Tra i tanti commenti che riceve, non ne ho mai letto uno che provi esplicitamente a parlare proprio della libertà narrativa di Llu, anche se quasi tutti i suoi commentatori secondo me le rispondono implicitamente: ma troppo spesso in modo naturalistico, mimetico, scrivendo con grande libertà qualsiasi cosa passi loro per la testa.
Llu ne sembra molto contenta e incoraggia in modo abbastanza esplicito quel genere di dialogo, penso che giustamente ne valorizzi il valore di compagnia e l'opportunità d'incontro umano.
Il problema secondo me è che nelle storie di Llu c'è anche una notevole densità di contenuti, che forse non s'avverte in pieno per la leggerezza offerta dal suo stile così meravigliosamente libero.
E' l'aspetto di cui vorrei occuparmi io.
Le ho anche scritto un paio di volte e un paio di volte ho provato a scriverlo tra i suoi commenti, ma per ragioni varie non m'è tornata indietro una reazione corrispondente all'impulso che credevo d'aver dato.
Nei vicoli di Santiago sentivo la Spagna molto diversa da quella del folklore internazionale, aggiungerei che la mia sensazione era sicuramente favorita dal lungo viaggio sulla costa atlantica spagnola, verdissima anche d'agosto sotto cieli immensi, abitata da case in pietra e pecore che si muovono d'improvviso a folate, come nuvole che propagano ombre veloci sulla terra, m'ero fermato a dormire in un posto scelto a caso, Durango, soltanto perché è il nome della fuga messicana di una canzone di Bob Dylan, Romance in Durango, le pietre non erano arroventate dal sole, l'acqua scorreva nelle fontane, gli abitanti erano quasi tutti in vacanza, l'indomani avremmo raggiunto Bilbao, dove il cielo si specchia nel titanio del Gugghenheim, lavorato in fogli sottilissimi da una tecnologia studiata apposta per il progetto, pochi millimetri di spessore del titanio che copre l'intero edificio e lo rende inconfondibile, che il vento muove e inclina a capriccio, facendogli riflettere altre nuvole, altri cieli, altri colori dell'orizzonte, un capolavoro.
Abituato quindi ormai a non riscontrare nulla del folklore spagnolo.

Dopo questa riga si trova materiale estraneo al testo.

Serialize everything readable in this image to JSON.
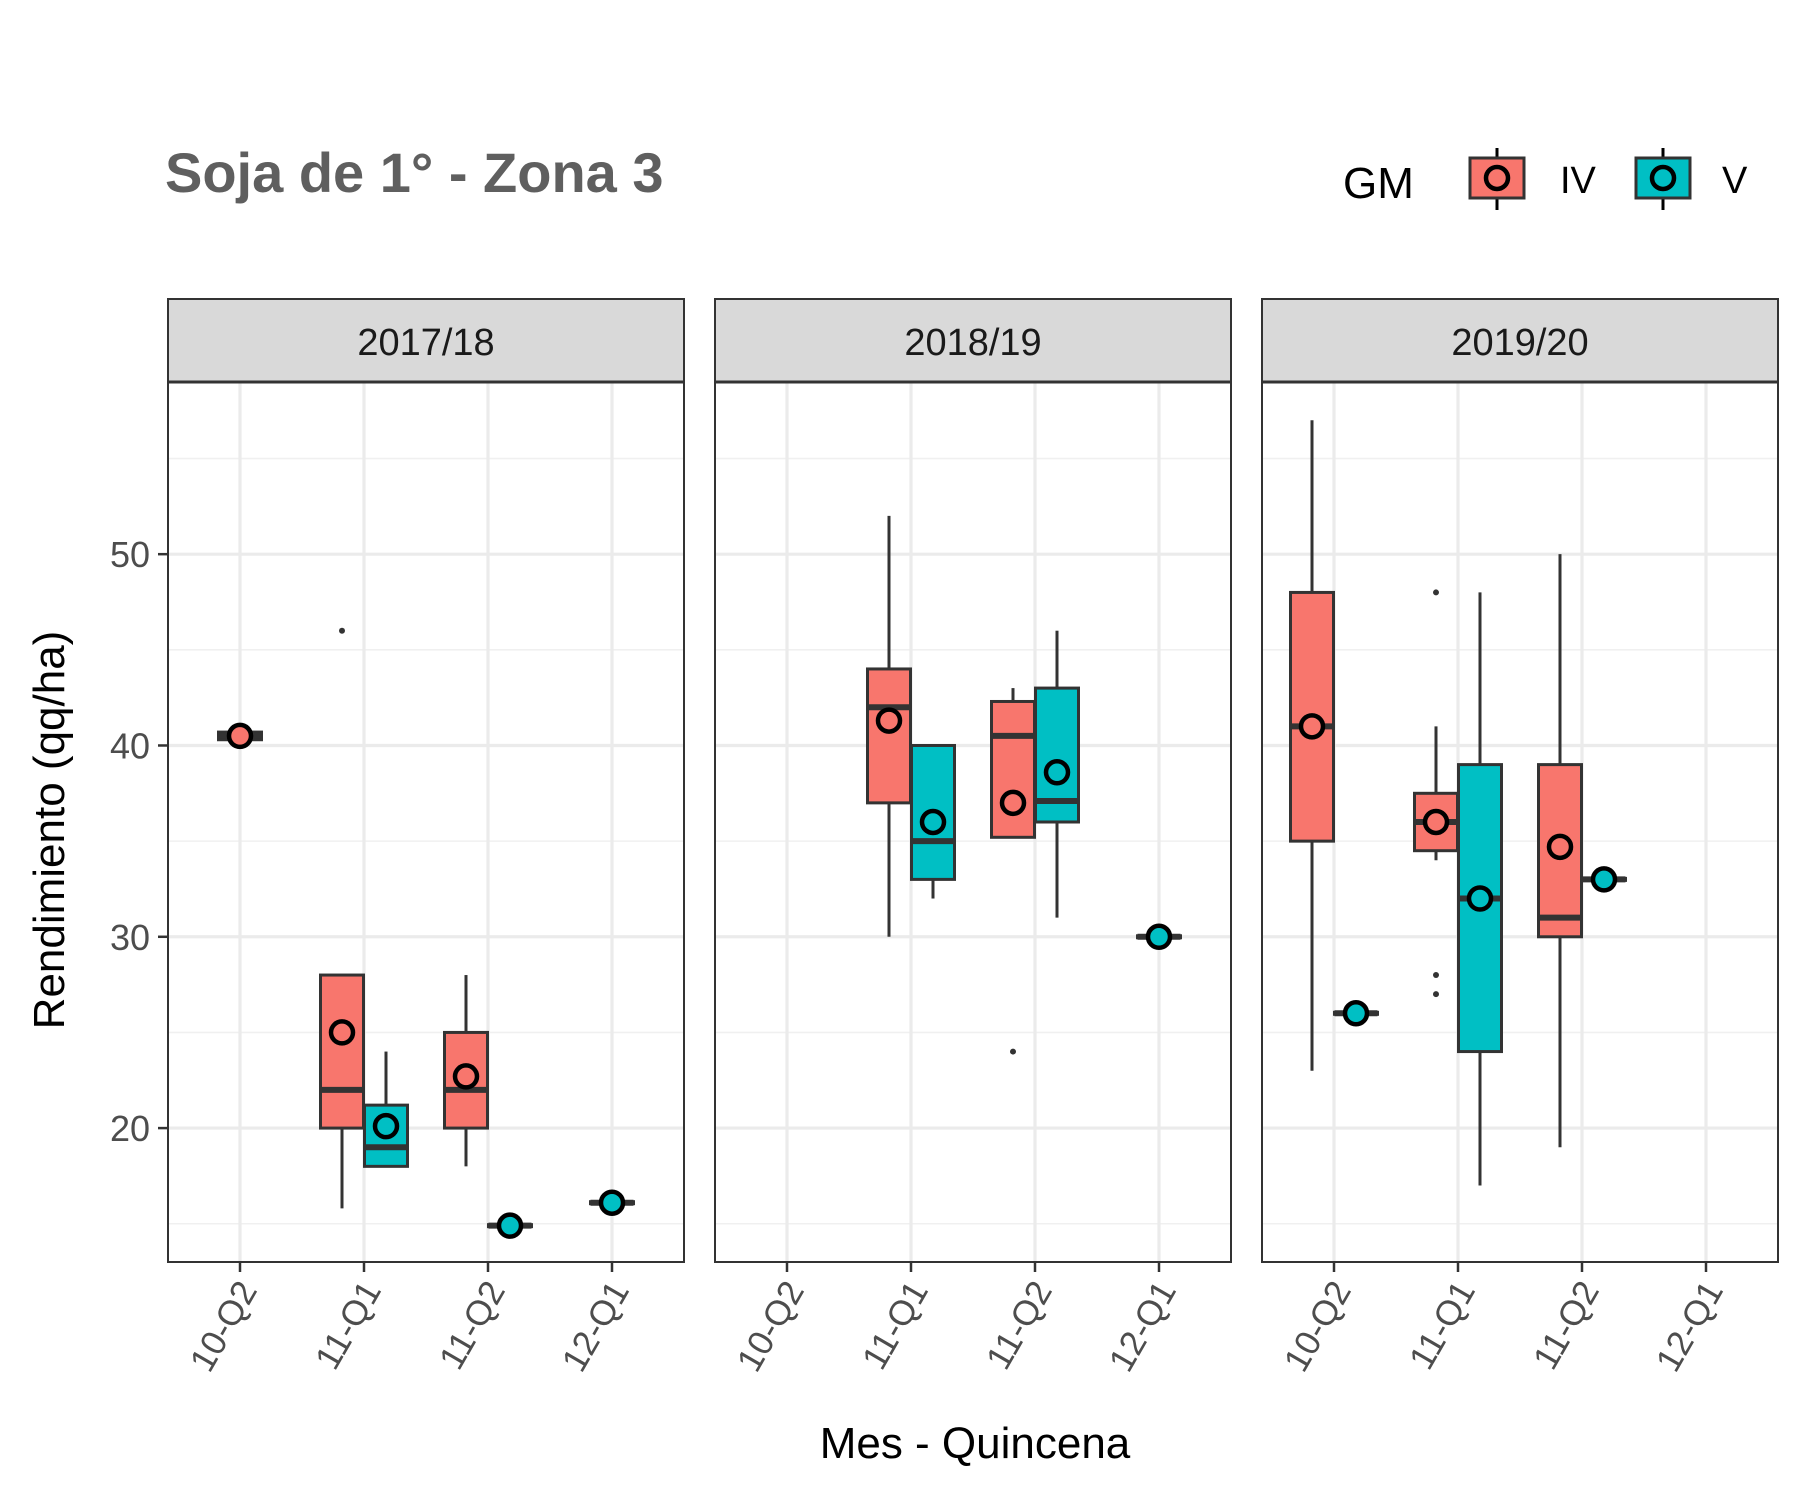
{
  "chart_data": {
    "type": "box",
    "title": "Soja de 1° - Zona 3",
    "xlabel": "Mes - Quincena",
    "ylabel": "Rendimiento (qq/ha)",
    "categories": [
      "10-Q2",
      "11-Q1",
      "11-Q2",
      "12-Q1"
    ],
    "y_ticks": [
      "20",
      "30",
      "40",
      "50"
    ],
    "ylim": [
      13,
      59
    ],
    "grid": true,
    "legend": {
      "title": "GM",
      "position": "top-right",
      "items": [
        {
          "label": "IV",
          "color": "#F8766D"
        },
        {
          "label": "V",
          "color": "#00BFC4"
        }
      ]
    },
    "panels": [
      {
        "label": "2017/18",
        "boxes": [
          {
            "group": "IV",
            "category": "10-Q2",
            "pos": 0,
            "whisker_low": 40.3,
            "q1": 40.3,
            "median": 40.5,
            "q3": 40.7,
            "whisker_high": 40.7,
            "mean": 40.5,
            "outliers": []
          },
          {
            "group": "IV",
            "category": "11-Q1",
            "pos": -1,
            "whisker_low": 15.8,
            "q1": 20,
            "median": 22,
            "q3": 28,
            "whisker_high": 28,
            "mean": 25,
            "outliers": [
              46
            ]
          },
          {
            "group": "V",
            "category": "11-Q1",
            "pos": 1,
            "whisker_low": 18,
            "q1": 18,
            "median": 19,
            "q3": 21.2,
            "whisker_high": 24,
            "mean": 20.1,
            "outliers": []
          },
          {
            "group": "IV",
            "category": "11-Q2",
            "pos": -1,
            "whisker_low": 18,
            "q1": 20,
            "median": 22,
            "q3": 25,
            "whisker_high": 28,
            "mean": 22.7,
            "outliers": []
          },
          {
            "group": "V",
            "category": "11-Q2",
            "pos": 1,
            "whisker_low": 14.9,
            "q1": 14.9,
            "median": 14.9,
            "q3": 14.9,
            "whisker_high": 14.9,
            "mean": 14.9,
            "outliers": []
          },
          {
            "group": "V",
            "category": "12-Q1",
            "pos": 0,
            "whisker_low": 16.1,
            "q1": 16.1,
            "median": 16.1,
            "q3": 16.1,
            "whisker_high": 16.1,
            "mean": 16.1,
            "outliers": []
          }
        ]
      },
      {
        "label": "2018/19",
        "boxes": [
          {
            "group": "IV",
            "category": "11-Q1",
            "pos": -1,
            "whisker_low": 30,
            "q1": 37,
            "median": 42,
            "q3": 44,
            "whisker_high": 52,
            "mean": 41.3,
            "outliers": []
          },
          {
            "group": "V",
            "category": "11-Q1",
            "pos": 1,
            "whisker_low": 32,
            "q1": 33,
            "median": 35,
            "q3": 40,
            "whisker_high": 40,
            "mean": 36,
            "outliers": []
          },
          {
            "group": "IV",
            "category": "11-Q2",
            "pos": -1,
            "whisker_low": 35.2,
            "q1": 35.2,
            "median": 40.5,
            "q3": 42.3,
            "whisker_high": 43,
            "mean": 37,
            "outliers": [
              24
            ]
          },
          {
            "group": "V",
            "category": "11-Q2",
            "pos": 1,
            "whisker_low": 31,
            "q1": 36,
            "median": 37.1,
            "q3": 43,
            "whisker_high": 46,
            "mean": 38.6,
            "outliers": []
          },
          {
            "group": "V",
            "category": "12-Q1",
            "pos": 0,
            "whisker_low": 30,
            "q1": 30,
            "median": 30,
            "q3": 30,
            "whisker_high": 30,
            "mean": 30,
            "outliers": []
          }
        ]
      },
      {
        "label": "2019/20",
        "boxes": [
          {
            "group": "IV",
            "category": "10-Q2",
            "pos": -1,
            "whisker_low": 23,
            "q1": 35,
            "median": 41,
            "q3": 48,
            "whisker_high": 57,
            "mean": 41,
            "outliers": []
          },
          {
            "group": "V",
            "category": "10-Q2",
            "pos": 1,
            "whisker_low": 26,
            "q1": 26,
            "median": 26,
            "q3": 26,
            "whisker_high": 26,
            "mean": 26,
            "outliers": []
          },
          {
            "group": "IV",
            "category": "11-Q1",
            "pos": -1,
            "whisker_low": 34,
            "q1": 34.5,
            "median": 36,
            "q3": 37.5,
            "whisker_high": 41,
            "mean": 36,
            "outliers": [
              48,
              28,
              27
            ]
          },
          {
            "group": "V",
            "category": "11-Q1",
            "pos": 1,
            "whisker_low": 17,
            "q1": 24,
            "median": 32,
            "q3": 39,
            "whisker_high": 48,
            "mean": 32,
            "outliers": []
          },
          {
            "group": "IV",
            "category": "11-Q2",
            "pos": -1,
            "whisker_low": 19,
            "q1": 30,
            "median": 31,
            "q3": 39,
            "whisker_high": 50,
            "mean": 34.7,
            "outliers": []
          },
          {
            "group": "V",
            "category": "11-Q2",
            "pos": 1,
            "whisker_low": 33,
            "q1": 33,
            "median": 33,
            "q3": 33,
            "whisker_high": 33,
            "mean": 33,
            "outliers": []
          }
        ]
      }
    ]
  }
}
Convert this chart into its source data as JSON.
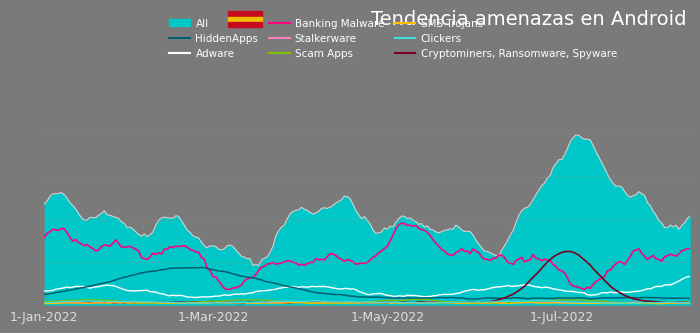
{
  "title": "Tendencia amenazas en Android",
  "background_color": "#7a7a7a",
  "plot_bg_color": "#7a7a7a",
  "x_ticks": [
    "1-Jan-2022",
    "1-Mar-2022",
    "1-May-2022",
    "1-Jul-2022"
  ],
  "title_fontsize": 14,
  "tick_color": "#DDDDDD",
  "tick_fontsize": 9,
  "colors": {
    "all_fill": "#00C8C8",
    "all_outline": "#DDDDDD",
    "banking": "#FF0080",
    "adware": "#FFFFFF",
    "hidden": "#005F73",
    "crypto": "#7B0020",
    "stalker": "#FF80C0",
    "scam": "#80C000",
    "sms": "#FFC000",
    "clickers": "#40E0E0"
  },
  "flag_colors": {
    "red": "#C60B1E",
    "yellow": "#F1BF00"
  }
}
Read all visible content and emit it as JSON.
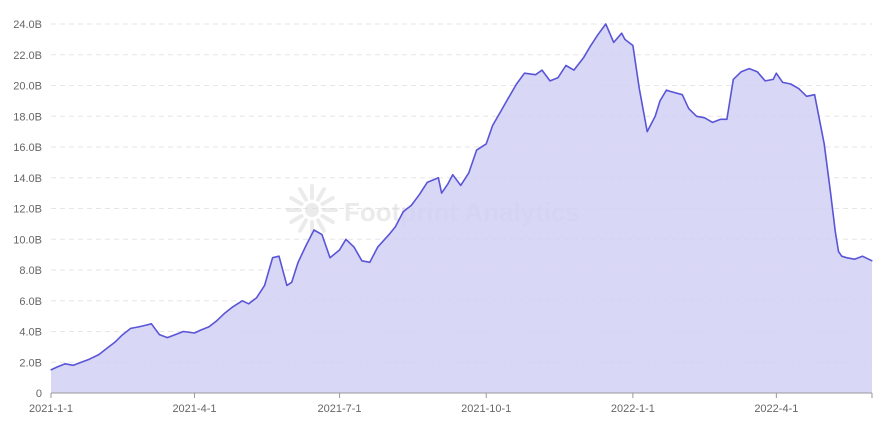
{
  "chart_data": {
    "type": "area",
    "title": "",
    "xlabel": "",
    "ylabel": "",
    "ylim": [
      0,
      24000000000
    ],
    "xlim": [
      "2021-01-01",
      "2022-05-31"
    ],
    "grid": "horizontal-dashed",
    "legend": "none",
    "y_ticks": [
      0,
      2000000000,
      4000000000,
      6000000000,
      8000000000,
      10000000000,
      12000000000,
      14000000000,
      16000000000,
      18000000000,
      20000000000,
      22000000000,
      24000000000
    ],
    "y_tick_labels": [
      "0",
      "2.0B",
      "4.0B",
      "6.0B",
      "8.0B",
      "10.0B",
      "12.0B",
      "14.0B",
      "16.0B",
      "18.0B",
      "20.0B",
      "22.0B",
      "24.0B"
    ],
    "x_ticks": [
      "2021-01-01",
      "2021-04-01",
      "2021-07-01",
      "2021-10-01",
      "2022-01-01",
      "2022-04-01"
    ],
    "x_tick_labels": [
      "2021-1-1",
      "2021-4-1",
      "2021-7-1",
      "2021-10-1",
      "2022-1-1",
      "2022-4-1"
    ],
    "watermark": "Footprint Analytics",
    "colors": {
      "fill": "#d2d0f5",
      "line": "#5a55d6",
      "grid": "#e6e6e6",
      "axis": "#999999",
      "tick_text": "#666666"
    },
    "series": [
      {
        "x": [
          "2021-01-01",
          "2021-01-05",
          "2021-01-10",
          "2021-01-15",
          "2021-01-20",
          "2021-01-25",
          "2021-01-31",
          "2021-02-05",
          "2021-02-10",
          "2021-02-15",
          "2021-02-20",
          "2021-02-25",
          "2021-03-01",
          "2021-03-05",
          "2021-03-10",
          "2021-03-15",
          "2021-03-20",
          "2021-03-25",
          "2021-04-01",
          "2021-04-05",
          "2021-04-10",
          "2021-04-15",
          "2021-04-20",
          "2021-04-25",
          "2021-05-01",
          "2021-05-05",
          "2021-05-10",
          "2021-05-15",
          "2021-05-20",
          "2021-05-24",
          "2021-05-29",
          "2021-06-01",
          "2021-06-05",
          "2021-06-10",
          "2021-06-15",
          "2021-06-20",
          "2021-06-25",
          "2021-07-01",
          "2021-07-05",
          "2021-07-10",
          "2021-07-15",
          "2021-07-20",
          "2021-07-25",
          "2021-08-01",
          "2021-08-05",
          "2021-08-10",
          "2021-08-15",
          "2021-08-20",
          "2021-08-25",
          "2021-09-01",
          "2021-09-03",
          "2021-09-07",
          "2021-09-10",
          "2021-09-15",
          "2021-09-20",
          "2021-09-25",
          "2021-10-01",
          "2021-10-05",
          "2021-10-10",
          "2021-10-15",
          "2021-10-20",
          "2021-10-25",
          "2021-11-01",
          "2021-11-05",
          "2021-11-10",
          "2021-11-15",
          "2021-11-20",
          "2021-11-25",
          "2021-12-01",
          "2021-12-05",
          "2021-12-10",
          "2021-12-15",
          "2021-12-20",
          "2021-12-25",
          "2021-12-27",
          "2022-01-01",
          "2022-01-05",
          "2022-01-10",
          "2022-01-15",
          "2022-01-18",
          "2022-01-22",
          "2022-01-25",
          "2022-02-01",
          "2022-02-05",
          "2022-02-10",
          "2022-02-15",
          "2022-02-20",
          "2022-02-25",
          "2022-03-01",
          "2022-03-05",
          "2022-03-10",
          "2022-03-15",
          "2022-03-20",
          "2022-03-25",
          "2022-03-30",
          "2022-04-01",
          "2022-04-05",
          "2022-04-10",
          "2022-04-15",
          "2022-04-20",
          "2022-04-25",
          "2022-05-01",
          "2022-05-05",
          "2022-05-08",
          "2022-05-10",
          "2022-05-12",
          "2022-05-15",
          "2022-05-20",
          "2022-05-25",
          "2022-05-31"
        ],
        "values": [
          1500000000,
          1700000000,
          1900000000,
          1800000000,
          2000000000,
          2200000000,
          2500000000,
          2900000000,
          3300000000,
          3800000000,
          4200000000,
          4300000000,
          4400000000,
          4500000000,
          3800000000,
          3600000000,
          3800000000,
          4000000000,
          3900000000,
          4100000000,
          4300000000,
          4700000000,
          5200000000,
          5600000000,
          6000000000,
          5800000000,
          6200000000,
          7000000000,
          8800000000,
          8900000000,
          7000000000,
          7200000000,
          8500000000,
          9600000000,
          10600000000,
          10300000000,
          8800000000,
          9300000000,
          10000000000,
          9500000000,
          8600000000,
          8500000000,
          9500000000,
          10300000000,
          10800000000,
          11800000000,
          12200000000,
          12900000000,
          13700000000,
          14000000000,
          13000000000,
          13600000000,
          14200000000,
          13500000000,
          14300000000,
          15800000000,
          16200000000,
          17400000000,
          18300000000,
          19200000000,
          20100000000,
          20800000000,
          20700000000,
          21000000000,
          20300000000,
          20500000000,
          21300000000,
          21000000000,
          21800000000,
          22500000000,
          23300000000,
          24000000000,
          22800000000,
          23400000000,
          23000000000,
          22600000000,
          19800000000,
          17000000000,
          18000000000,
          19000000000,
          19700000000,
          19600000000,
          19400000000,
          18500000000,
          18000000000,
          17900000000,
          17600000000,
          17800000000,
          17800000000,
          20400000000,
          20900000000,
          21100000000,
          20900000000,
          20300000000,
          20400000000,
          20800000000,
          20200000000,
          20100000000,
          19800000000,
          19300000000,
          19400000000,
          16200000000,
          13000000000,
          10500000000,
          9200000000,
          8900000000,
          8800000000,
          8700000000,
          8900000000,
          8600000000
        ]
      }
    ]
  }
}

Ma sorpreso dall'identità gallega, a Santiago affermata a ogni angolo con insistenza turistica, la cucina gallega, l'artigianato gallego, i tessuti galleghi - mentre avevo ancora negli occhi e nel cuore il divertimento, come potrei chiamarlo diversamente?, di bere il sidro delle Asturias nei ristorantini lungo la costa delle Asturie, non soltanto perché è buono da bere, ma per la tecnica di consumo.
Ma chi lo sapeva che il sidro va bevuto fresco appena versato, e che maggiore è la distanza da cui cade nel bicchiere, maggiore è la reazione ossigenante che ne sprigiona il gusto e l'aroma, così che la bottiglia la devi tenere in alto sopra la testa, più in alto che puoi, e il bicchiere in basso sotto il bacino, più in basso che puoi, e da questa distanza in un certo senso siderale :-), devi mandare il liquido nel bicchiere, i camerieri che te lo servono guardano naturalmente un punto lontano con indifferenza, verso la cucina, e preferiscono tenere il bicchiere quasi sul retro coscia e versare da dietro le spalle, i turisti come me invece, alle prime inevitabili prove personali, mi lascia provare, è possibile?, guardano fissi il bicchiere, gli spagnoli ai tavoli accanto si spostano quanto possono e ritirano le gambe nude, più della metà del sidro dalla bottiglia finisce per terra schiumando furioso sulle mattonelle e le gambe del turista, schizzandogli le scarpe e le gambe dei tavoli che difendono le gambe degli spagnoli accorti.
2. Avevo scritto quindi qualche riga raccontando proprio le incomprensioni cui sono andato incontro, in effetti forse non è il modo migliore per introdurre un argomento sul quale vorresti attirare l'attenzione.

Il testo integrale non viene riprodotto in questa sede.